In turn, this presents an opportunity to make great strides forward. With this in mind, many farmers are now updating their IT infrastructure and using data analysis to track their yields.
A well-known brand which is responsible for selling roasted potatoes had to bring in PWC to help them count their stock.
A data analyst for PWC said:
“The brand had no idea how many potatoes they had in lorries, being grown, or in their factories. We created data models for them as a result and they were able to make significant improvements after seeing where the waste was.”
Farmers, big brands, and supermarkets will learn to use data and blockchain technology to greater effect in the future.
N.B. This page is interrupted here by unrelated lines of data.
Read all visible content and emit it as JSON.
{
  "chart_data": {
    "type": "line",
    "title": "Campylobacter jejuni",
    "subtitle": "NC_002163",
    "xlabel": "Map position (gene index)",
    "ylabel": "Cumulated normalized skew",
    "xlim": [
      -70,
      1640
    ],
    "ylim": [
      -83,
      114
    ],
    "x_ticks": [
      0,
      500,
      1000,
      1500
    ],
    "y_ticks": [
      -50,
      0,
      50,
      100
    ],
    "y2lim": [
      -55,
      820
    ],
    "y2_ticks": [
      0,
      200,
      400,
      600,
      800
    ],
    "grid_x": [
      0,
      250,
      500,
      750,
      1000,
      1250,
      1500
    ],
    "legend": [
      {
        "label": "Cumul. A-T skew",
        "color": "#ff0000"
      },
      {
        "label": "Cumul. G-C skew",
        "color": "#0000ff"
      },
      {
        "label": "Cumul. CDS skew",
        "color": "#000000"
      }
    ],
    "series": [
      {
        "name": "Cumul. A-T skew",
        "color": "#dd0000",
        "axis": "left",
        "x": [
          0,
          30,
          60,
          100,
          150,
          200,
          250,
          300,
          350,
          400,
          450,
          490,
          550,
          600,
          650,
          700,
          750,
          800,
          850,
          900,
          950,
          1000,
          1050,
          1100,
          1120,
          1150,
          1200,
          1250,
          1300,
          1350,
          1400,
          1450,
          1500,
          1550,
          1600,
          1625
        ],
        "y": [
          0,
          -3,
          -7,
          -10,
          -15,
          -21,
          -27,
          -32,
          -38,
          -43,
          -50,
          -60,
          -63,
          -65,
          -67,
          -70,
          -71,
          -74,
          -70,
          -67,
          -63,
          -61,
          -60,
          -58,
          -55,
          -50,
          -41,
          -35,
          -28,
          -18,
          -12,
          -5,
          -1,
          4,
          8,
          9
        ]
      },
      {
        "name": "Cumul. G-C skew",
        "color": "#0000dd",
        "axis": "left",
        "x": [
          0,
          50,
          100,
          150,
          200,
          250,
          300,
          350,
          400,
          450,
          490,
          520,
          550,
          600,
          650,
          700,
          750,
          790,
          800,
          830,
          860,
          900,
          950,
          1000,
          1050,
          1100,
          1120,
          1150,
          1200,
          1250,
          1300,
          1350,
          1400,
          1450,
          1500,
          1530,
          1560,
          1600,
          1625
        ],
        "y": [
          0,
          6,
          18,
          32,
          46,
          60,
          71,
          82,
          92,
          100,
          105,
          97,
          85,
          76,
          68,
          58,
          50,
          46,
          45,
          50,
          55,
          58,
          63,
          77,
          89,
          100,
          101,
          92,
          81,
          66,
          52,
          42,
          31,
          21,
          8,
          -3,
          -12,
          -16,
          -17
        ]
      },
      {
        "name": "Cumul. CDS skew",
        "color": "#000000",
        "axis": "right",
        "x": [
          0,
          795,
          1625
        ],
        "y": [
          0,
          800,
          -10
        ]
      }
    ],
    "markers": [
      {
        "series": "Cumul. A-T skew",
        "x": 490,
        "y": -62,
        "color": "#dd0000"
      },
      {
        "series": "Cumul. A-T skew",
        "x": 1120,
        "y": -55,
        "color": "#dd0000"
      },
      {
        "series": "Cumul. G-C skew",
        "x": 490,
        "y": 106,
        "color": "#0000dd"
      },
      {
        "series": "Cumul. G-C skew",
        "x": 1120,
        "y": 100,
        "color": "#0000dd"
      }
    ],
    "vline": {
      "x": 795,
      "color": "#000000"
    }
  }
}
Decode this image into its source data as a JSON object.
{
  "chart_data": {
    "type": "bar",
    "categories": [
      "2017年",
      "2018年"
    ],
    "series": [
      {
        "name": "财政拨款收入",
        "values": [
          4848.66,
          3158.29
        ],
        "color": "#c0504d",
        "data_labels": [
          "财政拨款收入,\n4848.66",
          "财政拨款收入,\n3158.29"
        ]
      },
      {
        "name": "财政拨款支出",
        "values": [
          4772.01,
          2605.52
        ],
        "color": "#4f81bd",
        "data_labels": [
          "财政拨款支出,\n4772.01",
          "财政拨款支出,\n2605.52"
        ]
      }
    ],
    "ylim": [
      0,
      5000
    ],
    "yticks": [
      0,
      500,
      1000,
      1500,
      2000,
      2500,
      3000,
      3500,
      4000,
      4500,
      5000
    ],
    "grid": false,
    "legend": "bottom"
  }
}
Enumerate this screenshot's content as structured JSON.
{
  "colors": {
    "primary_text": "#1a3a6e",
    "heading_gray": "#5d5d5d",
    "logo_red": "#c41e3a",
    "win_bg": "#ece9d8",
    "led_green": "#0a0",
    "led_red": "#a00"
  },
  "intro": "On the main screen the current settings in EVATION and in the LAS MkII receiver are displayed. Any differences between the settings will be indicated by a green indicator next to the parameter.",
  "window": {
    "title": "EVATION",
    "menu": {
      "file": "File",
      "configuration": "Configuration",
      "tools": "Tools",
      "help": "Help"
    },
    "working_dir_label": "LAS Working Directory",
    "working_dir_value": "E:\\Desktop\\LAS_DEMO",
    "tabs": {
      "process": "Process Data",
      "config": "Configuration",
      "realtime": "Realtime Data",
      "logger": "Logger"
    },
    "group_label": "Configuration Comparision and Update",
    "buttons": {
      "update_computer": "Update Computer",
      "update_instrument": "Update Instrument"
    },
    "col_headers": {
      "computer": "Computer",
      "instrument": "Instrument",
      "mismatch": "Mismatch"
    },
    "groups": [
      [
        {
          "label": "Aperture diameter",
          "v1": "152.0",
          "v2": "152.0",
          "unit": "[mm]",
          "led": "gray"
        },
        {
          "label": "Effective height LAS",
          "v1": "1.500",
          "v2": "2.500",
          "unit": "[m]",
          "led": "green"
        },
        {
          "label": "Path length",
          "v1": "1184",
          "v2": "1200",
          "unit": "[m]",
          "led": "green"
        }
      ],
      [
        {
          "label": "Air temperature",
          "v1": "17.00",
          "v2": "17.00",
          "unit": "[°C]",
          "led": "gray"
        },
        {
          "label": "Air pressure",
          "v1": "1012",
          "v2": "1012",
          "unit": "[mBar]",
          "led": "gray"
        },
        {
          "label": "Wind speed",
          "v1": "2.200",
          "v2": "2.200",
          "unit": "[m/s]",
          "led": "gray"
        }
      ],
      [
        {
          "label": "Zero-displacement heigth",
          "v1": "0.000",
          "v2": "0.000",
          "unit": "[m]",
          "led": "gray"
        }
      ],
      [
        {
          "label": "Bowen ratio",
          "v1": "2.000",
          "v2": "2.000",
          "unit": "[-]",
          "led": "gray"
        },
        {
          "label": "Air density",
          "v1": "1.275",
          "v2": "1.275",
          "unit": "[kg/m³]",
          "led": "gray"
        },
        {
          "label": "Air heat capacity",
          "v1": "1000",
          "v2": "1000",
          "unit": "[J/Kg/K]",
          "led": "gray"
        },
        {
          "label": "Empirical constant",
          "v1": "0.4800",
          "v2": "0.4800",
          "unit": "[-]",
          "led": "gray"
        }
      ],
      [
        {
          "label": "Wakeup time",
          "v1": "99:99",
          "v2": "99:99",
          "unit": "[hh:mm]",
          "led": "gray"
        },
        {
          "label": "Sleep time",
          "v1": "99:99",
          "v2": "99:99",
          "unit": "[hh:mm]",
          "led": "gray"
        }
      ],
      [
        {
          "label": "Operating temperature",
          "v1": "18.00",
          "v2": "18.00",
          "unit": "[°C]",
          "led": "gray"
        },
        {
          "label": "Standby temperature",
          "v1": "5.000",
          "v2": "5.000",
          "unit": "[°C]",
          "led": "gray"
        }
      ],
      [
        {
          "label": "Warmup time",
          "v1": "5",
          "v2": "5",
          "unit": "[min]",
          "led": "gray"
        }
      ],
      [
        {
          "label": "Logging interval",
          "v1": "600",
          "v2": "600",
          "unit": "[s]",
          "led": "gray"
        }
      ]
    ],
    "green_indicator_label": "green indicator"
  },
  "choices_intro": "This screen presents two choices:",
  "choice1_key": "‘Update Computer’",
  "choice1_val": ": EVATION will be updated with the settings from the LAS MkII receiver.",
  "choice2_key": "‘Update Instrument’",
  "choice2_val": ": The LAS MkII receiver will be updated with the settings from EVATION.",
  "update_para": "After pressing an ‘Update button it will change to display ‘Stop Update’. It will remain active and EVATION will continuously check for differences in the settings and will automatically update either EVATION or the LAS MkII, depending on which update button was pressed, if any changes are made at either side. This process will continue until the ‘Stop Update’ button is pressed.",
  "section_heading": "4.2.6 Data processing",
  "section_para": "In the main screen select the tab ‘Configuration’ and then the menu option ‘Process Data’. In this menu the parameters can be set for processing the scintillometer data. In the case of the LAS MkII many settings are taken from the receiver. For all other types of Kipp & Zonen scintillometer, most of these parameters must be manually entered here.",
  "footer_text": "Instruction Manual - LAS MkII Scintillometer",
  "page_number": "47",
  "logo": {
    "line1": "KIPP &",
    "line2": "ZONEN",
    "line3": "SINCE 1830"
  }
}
This will allow them to enjoy similarly positive results, as tracking from soil to supermarket is still an archaic process.
As previously mentioned, the climate alone is going to force innovation throughout British industries, not just in farming and agriculture.
Construction methods may have to change as regulations for house building change. Winters are becoming cooler, resources are becoming more scarce, and fossil fuels are being phased out.
Fortunately, the UK is one of the best research and development centres in the world. Its heritage as a leader in farming innovation is unquestioned, which is why, despite the challenging times ahead, a bright future is possible for Britain.